Thailand’s Yingluck makes most of the feelgood factor

Thailand’s Yingluck makes most of the feelgood factor

Dr Feelgood, a British blues rock band, never approached the fame of the Beatles or the Stones or even the Kinks, but they were mesmeric performers who had a great rapport with pub crowds in the east end of London.

Among the band’s more memorable numbers was The Feelgood Factor, a song about a woman who possessed that quality. Its chorus goes like this:
She got what you want, She got what you need, It’s the feelgood factor and it’s guaranteed

The lyrics came to mind last Wednesday when Yingluck Shinawatra, the Thai prime minister, attended a sumptuously colourful garden party marking King Bhumibol Adulyadej’s 84th birthday.

Without doubt, Yingluck has the feelgood factor.

As she moved among the glittering throng of gowned ladies, bow-tied men, uniformed officers, diplomats and bureaucrats, as well as some plain folks and lowly journalists, she was like a
celestial magnet.

Everyone, including senior members of the cabinet and normally august ambassadors, pressed towards her, eager to exchange a few words and have their photograph taken with her.  

What was most striking was that she never missed a beat, never let the radiant smile drop, never failed to return a wai or a friendly greeting.

Despite her relative political inexperience, Yingluck, 44, appears to the manor born and it looks likely that while some under-performing ministers may soon fall by the wayside, she’s definitely in for the long haul.

The feelgood factor, which radiates from her, has spread over Thailand and swamped the cynicism and despair caused by the relentless civil unrest and social polarisation that resulted from the disastrous military coup of 2006.

And despite recent lethal floods of biblical proportions, there is now a sense of relief and calmness, accompanied by a conviction that her government will last, and that while it may have ups and downs, it will not do anything crazy.
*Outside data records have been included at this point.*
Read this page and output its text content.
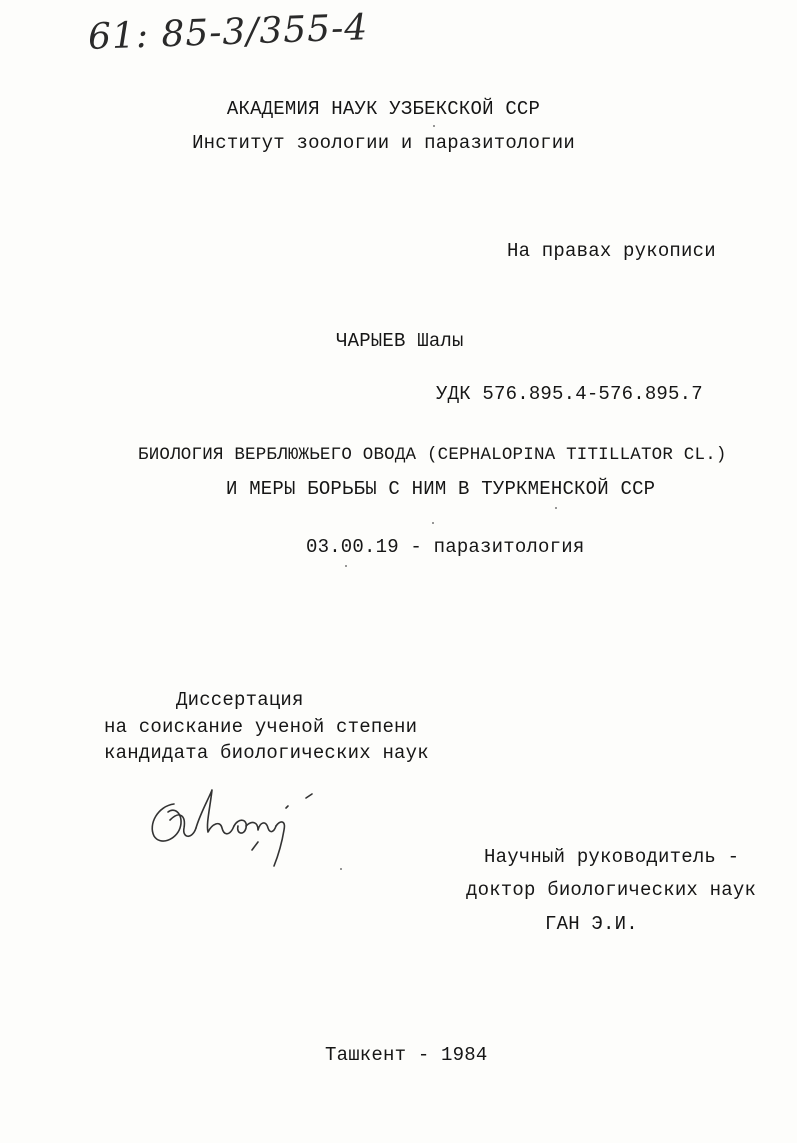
61: 85-3/355-4
АКАДЕМИЯ НАУК УЗБЕКСКОЙ ССР
Институт зоологии и паразитологии
На правах рукописи
ЧАРЫЕВ Шалы
УДК 576.895.4-576.895.7
БИОЛОГИЯ ВЕРБЛЮЖЬЕГО ОВОДА (CEPHALOPINA TITILLATOR CL.)
И МЕРЫ БОРЬБЫ С НИМ В ТУРКМЕНСКОЙ ССР
03.00.19 - паразитология
Диссертация
на соискание ученой степени
кандидата биологических наук
Научный руководитель -
доктор биологических наук
ГАН Э.И.
Ташкент - 1984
What accounts for Yingluck’s incredible feelgood factor? Well, for starters, the Thaksin factor can be dismissed as the major reason for it.

Yes, earlier this year, her elder brother, former Prime Minister Thaksin Shinawatra, did pick her to lead the Pheu Thai Party that would represent his interests in the July 3 election.

And yes, his name and funds and political acumen did help propel her to victory in those polls.

But it’s one thing to get that kind of backing, it’s quite another to capitalise on it and leave your opponents in the dust, and then, having won in a landslide, to hold down the post of prime minister and retain popular support.

Perhaps we should not be so surprised. After all, aside from the feelgood factor, Yingluck, who has a master’s degree from the United States and is a former company managing director, is known to be savvy and self-assured.

A well-connected business consultant, who has been in Thailand for decades and is not easily impressed, recalled that when he invited Yingluck to seminars, she always attended and “always participated and asked the best questions”.

She has already acquired the political knack of avoiding blame and is now referred to in the local media as “the Teflon Lady”.

In a poll earlier this month, three times more people blamed the opposition Democrats for causing the floods than blamed Yingluck’s government, and twice as many blamed the Democrat-aligned Bangkok governor.

In fact, the opposition, led by former PM Abhisit Vejjajiva, has performed dismally and appears unable to offer much in the way of constructive criticism aside from ritual and increasingly boring anti-Thaksin jibes.

As one ambassador said at the King’s birthday gala said: “Who cares about that? If any Thais do, it’s because they want Thaksin back. So harping on about it is a lose-lose tactic for the Democrats.”

He’s right. Meantime, Yingluck’s popularity continues to rise. A recent poll gave her a 68 per cent positive rating.

As the song says: She got the feelgood factor and it’s guaranteed.